Courtesy of Ginny Wesley

       What most didn't know were the peaks and valleys in an adventurous life that she describes in her autobiography, published this year and titled “To Begin Again: A Life of Tragedies and Miracles.”
       A book-signing is scheduled at Cucuru, 2332 W. Colorado Ave. Saturday, April 3 from 11 a.m. to 5 p.m. Both hard-cover and paperback copies will be available for purchase. The publisher is Xlibris, which covered the main costs of printing 250 copies, Ginny said.
       The book, 200 pages (including pictures) in the paperback version, picks up her life at age 14, when she met her eventual first husband Mike (who would be wounded in Vietnam and later crippled after falling from a roof), details the life-threatening health issues her daughter Page had to fight as a child, discusses scores of people Ginny has cared about, tracks her business accomplishments and winds up describing her own close calls over the past few years with both cancer and multiple sclerosis (MS).
       The story of how she won out against those illnesses fills the latter half of the book. In October of 2008, she was diagnosed with breast cancer and then learned that it had metastasized in her liver. Called Stage 4 cancer, “it constituted a death sentence,” she said in a recent interview. Normally, “you can't stop it. It just keeps growing.”
       Worse, this was three years after she'd been diagnosed with MS, a disease in which nerve cells are damaged by the body's own white blood cells. Recalling how she felt, Ginny said, “I had to ask myself, 'Do I want to do the chemotherapy treatment [for the cancer] when I'm just going to come back to MS?'” But she went ahead with it, losing all her hair during the 16 weeks of treatment, and then amazed her oncologist when a scan showed the cancer was gone. “My doctor said it was a miracle,” Ginny said.
       Her fight against MS took her to China in the spring of 2009. She had resisted the normal western medical treatment, because of her concerns they would destroy her auto-immune system. In China, by chance, she met an acupuncturist who determined that her ongoing problems with coordination and dizziness were not MS-related at all, but due to a long-unnoticed, hard-to-find pinched nerve. “Miracle number two in six months,” writes Ginny in her book. “I am one lucky girl!”
       But upon returning to Colorado Springs, she had a hard time convincing some family members, as well as her doctors, that she truly was healed.
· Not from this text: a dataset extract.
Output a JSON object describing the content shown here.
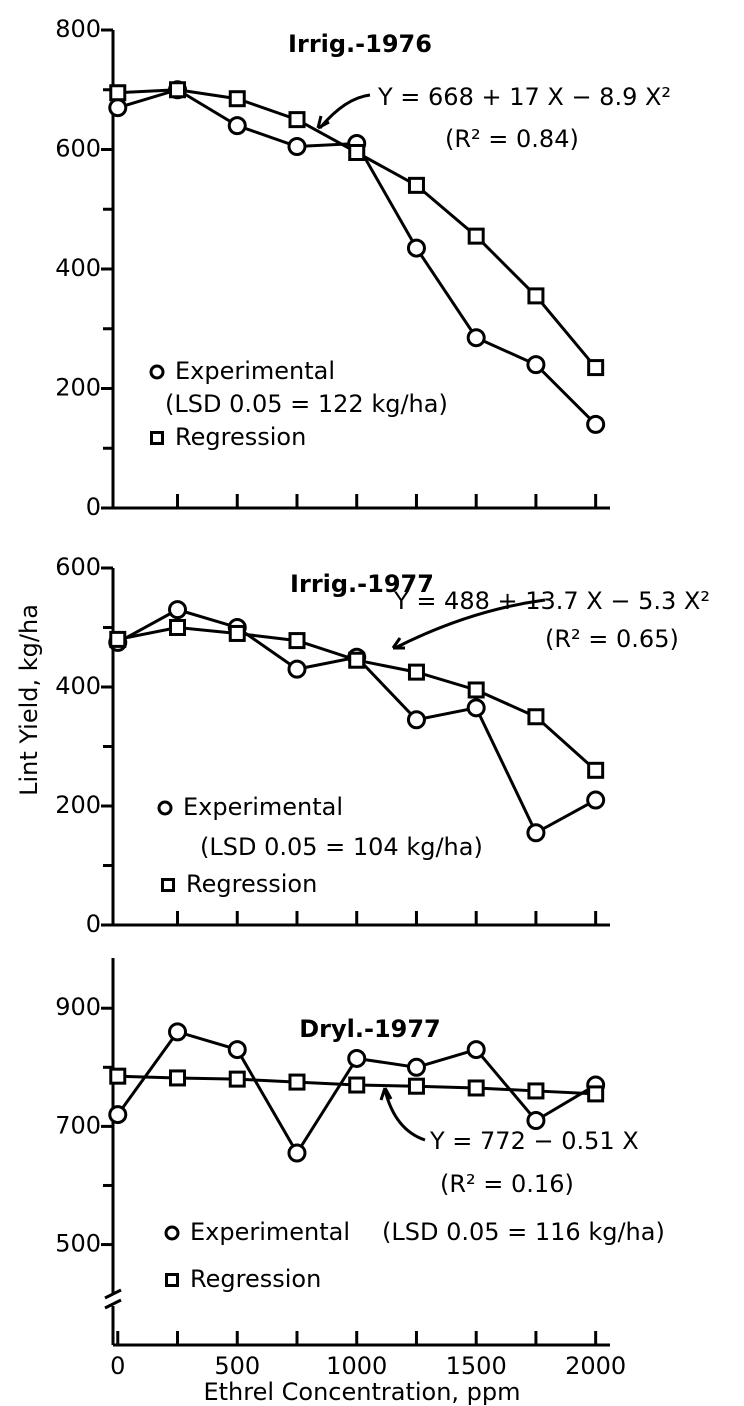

They thought she'd gone manic. In fact, the first chapter of the book is devoted to that experience, which included her being forced at one point to take an ambulance to see a psychologist at a local hospital.
       That all worked itself out over time, and Ginny said she holds no hard feelings. She can see why some people, even those close to her, may not understand. She describes herself as a “super-positive” person, which puts her in a minority of about 5 percent of the population.
       But she said more people should try to be that way, because she is certain her attitude was key in her cancer recovery. “When you do that [become positive] you release healing hormones in the body,” she said. In getting over the cancer, “the chemo was responsible for 60 percent of it, but the my positive attitude was the other 40.”
       That's why she hopes people will read her book. “I wrote it to give people hope,” she said. “It has a lot to offer people who have had adversity in their lives.”
       A Westside resident for the past three and a half years, Ginny said she is now starting a new company with a friend, called “Happiness Heals.” She said the product line will be geared mainly for children and chiefly sold in hospital gift stores.